- U.S. adults have a largely positive view of higher education, according to a national survey by Boston public radio station WGBH and Abt Associates, particularly regarding its impact on their local community.
- A majority said college was either "strongly" (43%) or "somewhat" (25%) worth attending even considering its costs. However, 36% said attending college was not necessary to in order to get ahead in life.
- But they see a partisan divide: 77% of respondents said college campuses have a liberal leaning while just 15% said they lean conservative. Nearly half (47%) said this is a "major" problem, and a similar share (51%) say students aren't hearing a full range of views on campus.
- When asked if factors including athleticism, musical talent, leadership ability and overcoming hardships such as poverty or health concerns should be factors in admissions decisions, respondents overwhelmingly said yes. But when asked if race should be a consideration, 72% said no.
The report paints a slightly more positive picture of how higher education is viewed by the U.S. population than did previous surveys, according to Inside Higher Ed. Yet the survey also turned up negative impressions of how colleges are handling sexual assault and mental health concerns on campus.
A report from the Rand Corp. published in January suggests many colleges and universities are underreporting sexual assault cases on campus due to flawed reporting methods don't consider the fact that many sexual assault victims do not report sexual violence. Many campuses have continued to underreport even after being issued a fine, according to a study by the American Psychological Association. The APA analyzed the number of sexual assaults occurring on campus at 31 large universities from 2001 to 2012 and found the figure to be 44% higher than originally reported.

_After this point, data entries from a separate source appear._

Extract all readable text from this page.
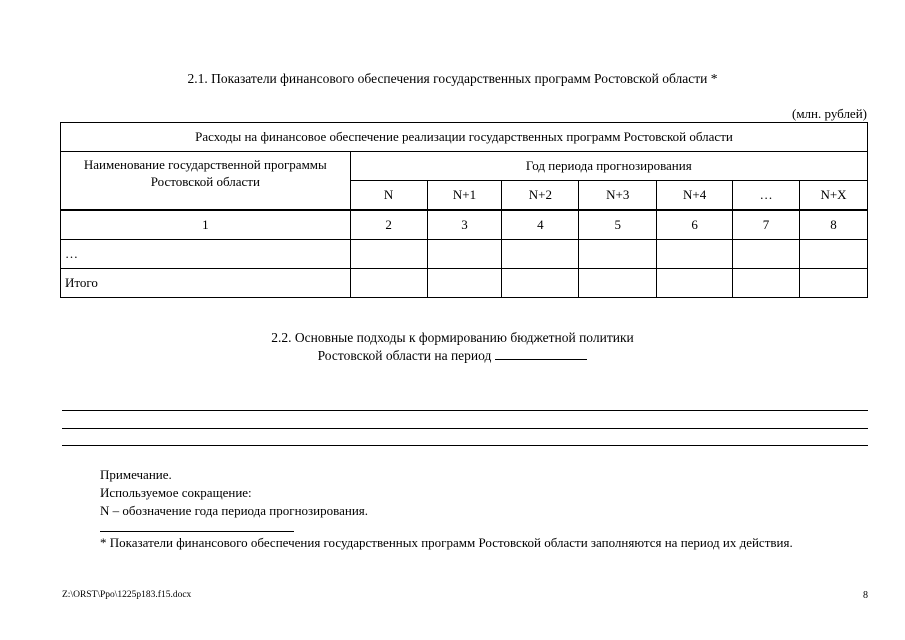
2.1. Показатели финансового обеспечения государственных программ Ростовской области *
(млн. рублей)
Расходы на финансовое обеспечение реализации государственных программ Ростовской области							
Наименование государственной программы Ростовской области	Год периода прогнозирования						
	N	N+1	N+2	N+3	N+4	…	N+X
1	2	3	4	5	6	7	8
…							
Итого							
2.2. Основные подходы к формированию бюджетной политики
Ростовской области на период
Примечание.
Используемое сокращение:
N – обозначение года периода прогнозирования.
* Показатели финансового обеспечения государственных программ Ростовской области заполняются на период их действия.
Z:\ORST\Ppo\1225p183.f15.docx	8
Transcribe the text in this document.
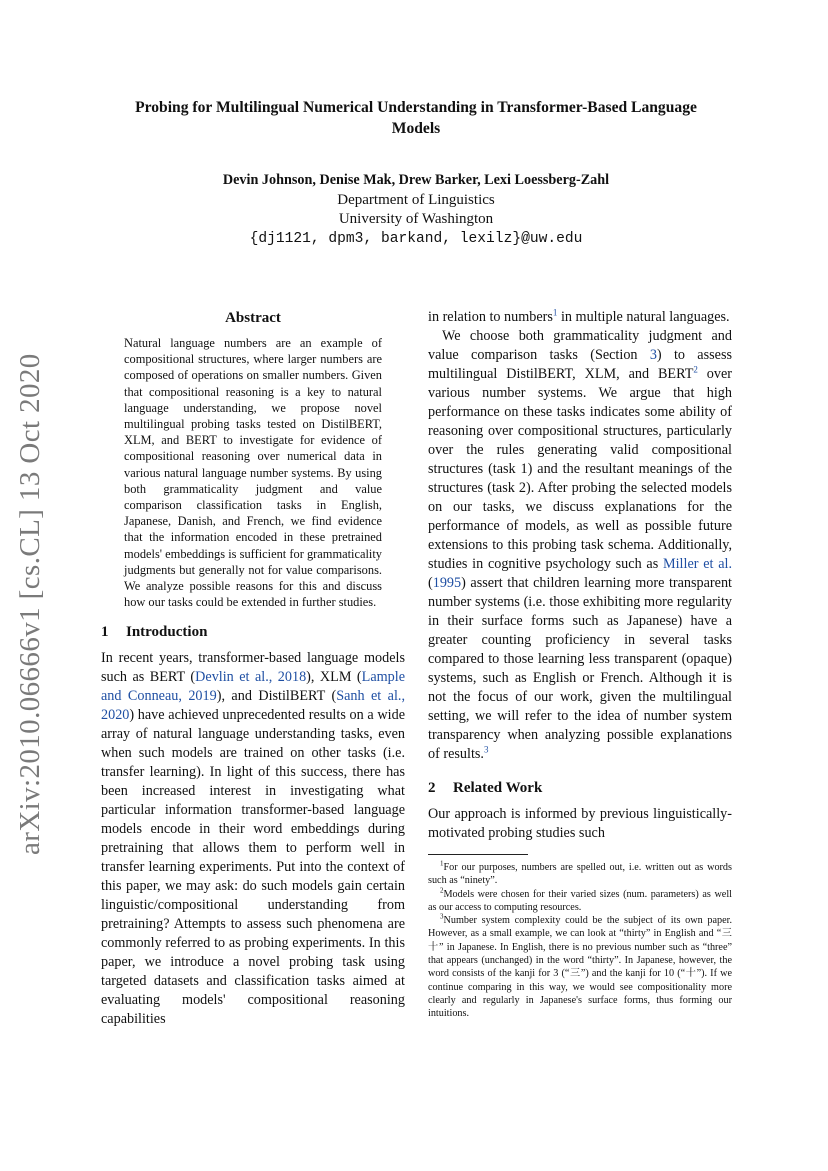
arXiv:2010.06666v1 [cs.CL] 13 Oct 2020
Probing for Multilingual Numerical Understanding in Transformer-Based Language
Models
Devin Johnson, Denise Mak, Drew Barker, Lexi Loessberg-Zahl
Department of Linguistics
University of Washington
{dj1121, dpm3, barkand, lexilz}@uw.edu
Abstract
Natural language numbers are an example of compositional structures, where larger numbers are composed of operations on smaller numbers. Given that compositional reasoning is a key to natural language understanding, we propose novel multilingual probing tasks tested on DistilBERT, XLM, and BERT to investigate for evidence of compositional reasoning over numerical data in various natural language number systems. By using both grammaticality judgment and value comparison classification tasks in English, Japanese, Danish, and French, we find evidence that the information encoded in these pretrained models' embeddings is sufficient for grammaticality judgments but generally not for value comparisons. We analyze possible reasons for this and discuss how our tasks could be extended in further studies.
1 Introduction

In recent years, transformer-based language models such as BERT (Devlin et al., 2018), XLM (Lample and Conneau, 2019), and DistilBERT (Sanh et al., 2020) have achieved unprecedented results on a wide array of natural language understanding tasks, even when such models are trained on other tasks (i.e. transfer learning). In light of this success, there has been increased interest in investigating what particular information transformer-based language models encode in their word embeddings during pretraining that allows them to perform well in transfer learning experiments. Put into the context of this paper, we may ask: do such models gain certain linguistic/compositional understanding from pretraining? Attempts to assess such phenomena are commonly referred to as probing experiments. In this paper, we introduce a novel probing task using targeted datasets and classification tasks aimed at evaluating models' compositional reasoning capabilities

in relation to numbers$^1$ in multiple natural languages.

We choose both grammaticality judgment and value comparison tasks (Section 3) to assess multilingual DistilBERT, XLM, and BERT$^2$ over various number systems. We argue that high performance on these tasks indicates some ability of reasoning over compositional structures, particularly over the rules generating valid compositional structures (task 1) and the resultant meanings of the structures (task 2). After probing the selected models on our tasks, we discuss explanations for the performance of models, as well as possible future extensions to this probing task schema. Additionally, studies in cognitive psychology such as Miller et al. (1995) assert that children learning more transparent number systems (i.e. those exhibiting more regularity in their surface forms such as Japanese) have a greater counting proficiency in several tasks compared to those learning less transparent (opaque) systems, such as English or French. Although it is not the focus of our work, given the multilingual setting, we will refer to the idea of number system transparency when analyzing possible explanations of results.$^3$

2 Related Work

Our approach is informed by previous linguistically-motivated probing studies such

$^1$For our purposes, numbers are spelled out, i.e. written out as words such as “ninety”.

$^2$Models were chosen for their varied sizes (num. parameters) as well as our access to computing resources.

$^3$Number system complexity could be the subject of its own paper. However, as a small example, we can look at “thirty” in English and “三十” in Japanese. In English, there is no previous number such as “three” that appears (unchanged) in the word “thirty”. In Japanese, however, the word consists of the kanji for 3 (“三”) and the kanji for 10 (“十”). If we continue comparing in this way, we would see compositionality more clearly and regularly in Japanese's surface forms, thus forming our intuitions.
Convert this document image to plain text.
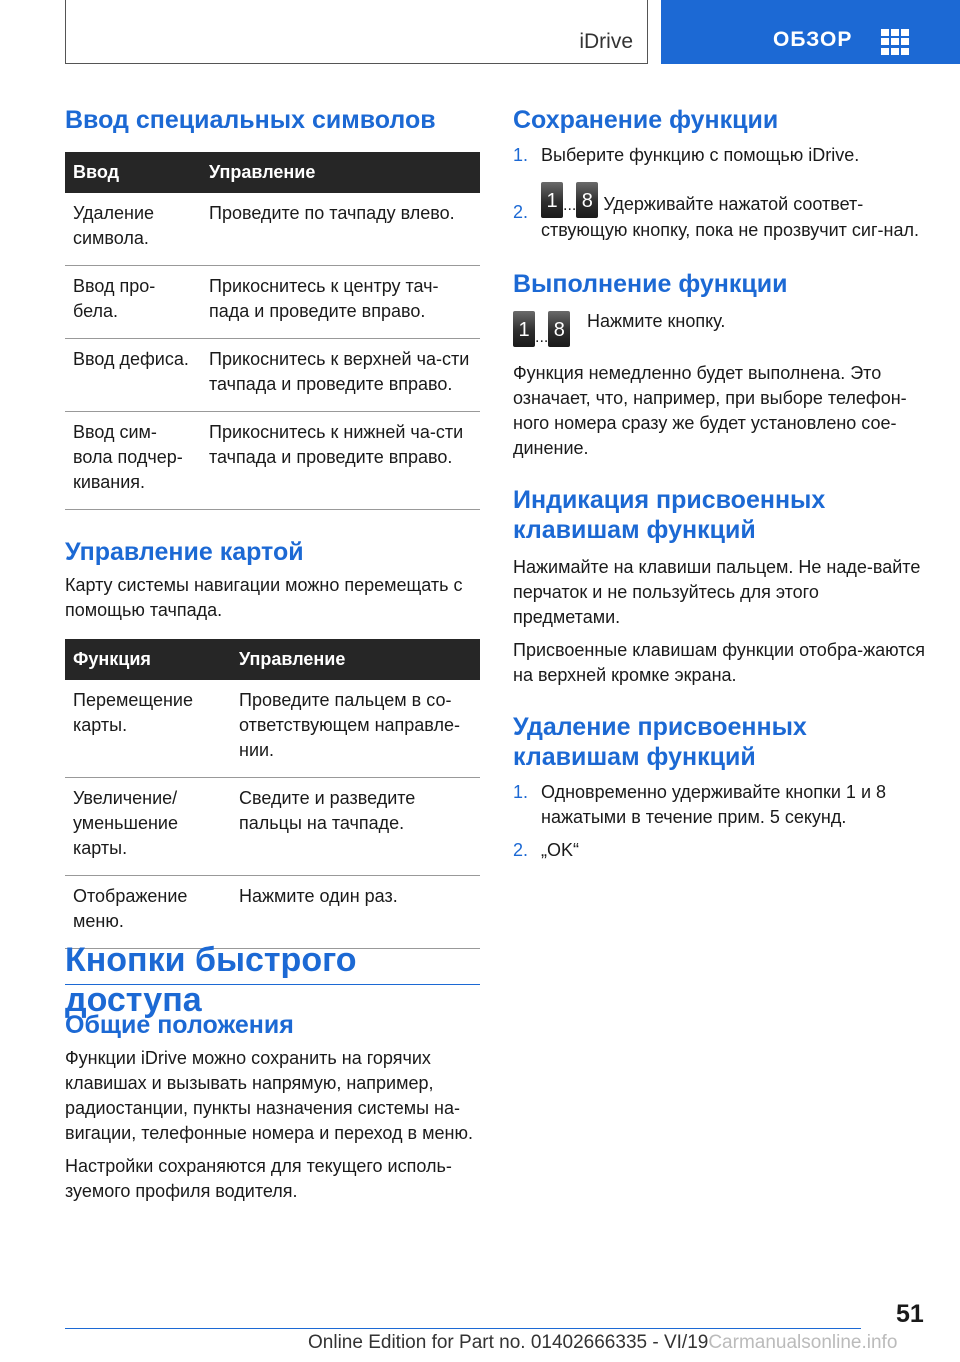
iDrive	ОБЗОР
Ввод специальных символов
Ввод	Управление
Удаление символа.	Проведите по тачпаду влево.
Ввод про-бела.	Прикоснитесь к центру тач-пада и проведите вправо.
Ввод дефиса.	Прикоснитесь к верхней ча-сти тачпада и проведите вправо.
Ввод сим-вола подчер-кивания.	Прикоснитесь к нижней ча-сти тачпада и проведите вправо.
Управление картой

Карту системы навигации можно перемещать с помощью тачпада.

Функция	Управление
Перемещение карты.	Проведите пальцем в со-ответствующем направле-нии.
Увеличение/ уменьшение карты.	Сведите и разведите пальцы на тачпаде.
Отображение меню.	Нажмите один раз.
Кнопки быстрого доступа
Общие положения

Функции iDrive можно сохранить на горячих клавишах и вызывать напрямую, например, радиостанции, пункты назначения системы на-вигации, телефонные номера и переход в меню.

Настройки сохраняются для текущего исполь-зуемого профиля водителя.

Сохранение функции
1. Выберите функцию с помощью iDrive.
2. 1 ... 8 Удерживайте нажатой соответ-ствующую кнопку, пока не прозвучит сиг-нал.
Выполнение функции
1 ... 8 Нажмите кнопку.

Функция немедленно будет выполнена. Это означает, что, например, при выборе телефон-ного номера сразу же будет установлено сое-динение.

Индикация присвоенных клавишам функций

Нажимайте на клавиши пальцем. Не наде-вайте перчаток и не пользуйтесь для этого предметами.

Присвоенные клавишам функции отобра-жаются на верхней кромке экрана.

Удаление присвоенных клавишам функций
1. Одновременно удерживайте кнопки 1 и 8 нажатыми в течение прим. 5 секунд.
2. „OK“
51
Online Edition for Part no. 01402666335 - VI/19Carmanualsonline.info
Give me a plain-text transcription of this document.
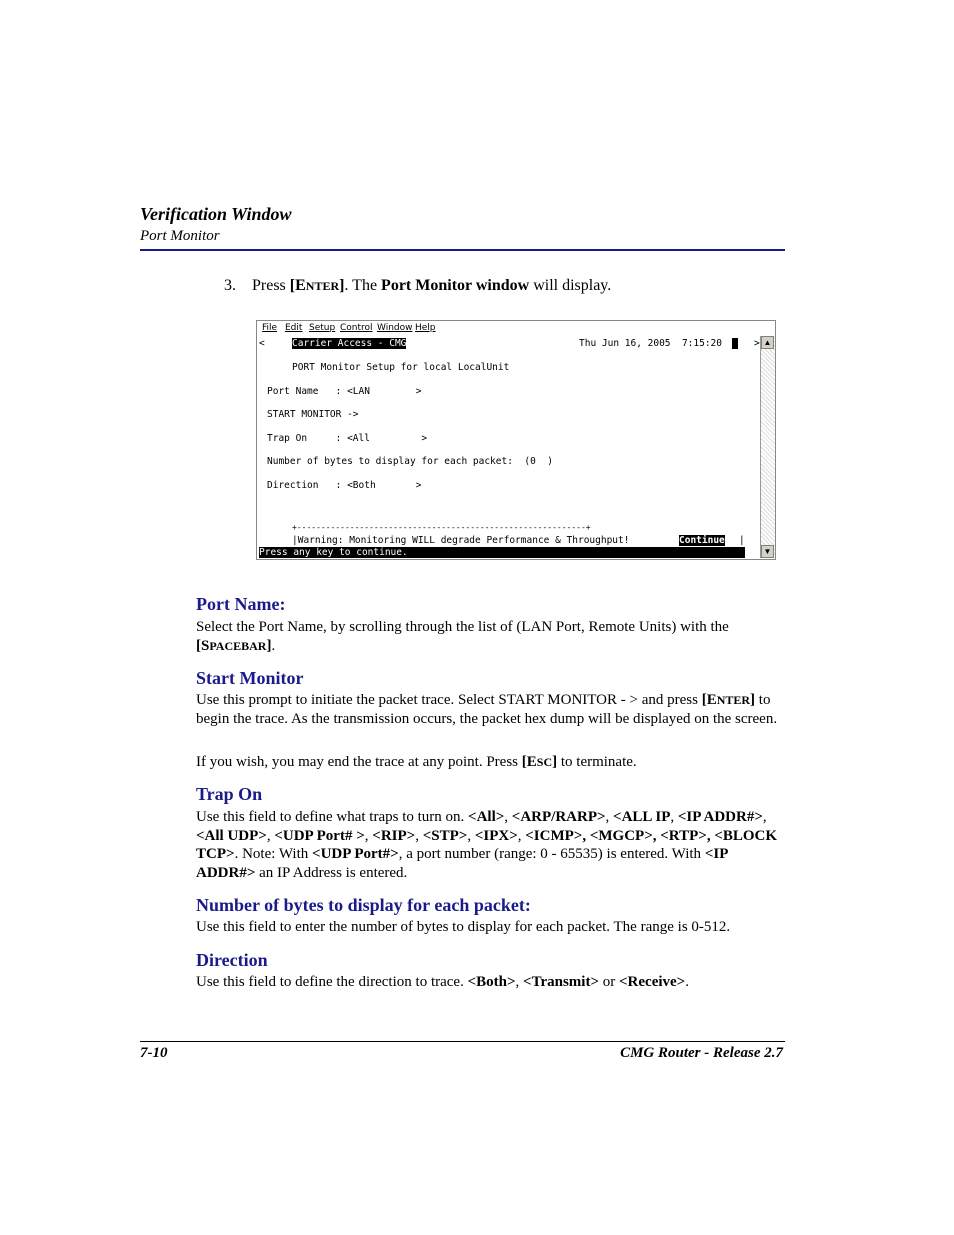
Verification Window
Port Monitor
3. Press [ENTER]. The Port Monitor window will display.
File Edit Setup Control Window Help

<

	Carrier Access - CMG

	Thu Jun 16, 2005  7:15:20

	>

PORT Monitor Setup for local LocalUnit

Port Name   : <LAN        >

START MONITOR ->

Trap On     : <All         >

Number of bytes to display for each packet:  (0  )

Direction   : <Both       >

+------------------------------------------------------------+

|Warning: Monitoring WILL degrade Performance & Throughput!

	Continue

|

Press any key to continue.
▲
▼
Port Name:
Select the Port Name, by scrolling through the list of (LAN Port, Remote Units) with the [SPACEBAR].
Start Monitor
Use this prompt to initiate the packet trace. Select START MONITOR - > and press [ENTER] to begin the trace. As the transmission occurs, the packet hex dump will be displayed on the screen.
If you wish, you may end the trace at any point. Press [ESC] to terminate.
Trap On
Use this field to define what traps to turn on. <All>, <ARP/RARP>, <ALL IP, <IP ADDR#>, <All UDP>, <UDP Port# >, <RIP>, <STP>, <IPX>, <ICMP>, <MGCP>, <RTP>, <BLOCK TCP>. Note: With <UDP Port#>, a port number (range: 0 - 65535) is entered. With <IP ADDR#> an IP Address is entered.
Number of bytes to display for each packet:
Use this field to enter the number of bytes to display for each packet. The range is 0-512.
Direction
Use this field to define the direction to trace. <Both>, <Transmit> or <Receive>.
7-10	CMG Router - Release 2.7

While investigating and responding to cases of sexual assault on campus can cost colleges and universities considerable sums, the National Bureau of Economic Research found that such publicity doesn't necessarily hamper student interest in attending the institution. The researchers note that addressing sexual misconduct on campus does not "come at the expense of broader university goals."
Meanwhile, the WGBH survey respondents' views on race as an admissions factor reflect the position of the federal government on affirmative action. This was evidenced most recently when the Justice Department wrote in favor of a group of Asian American students who are suing Harvard University over what they claim are discriminatory affirmative action admissions policies.
The students, who are seeking race-neutral admissions, also have the backing of anti-affirmative action group, Students for Fair Admissions.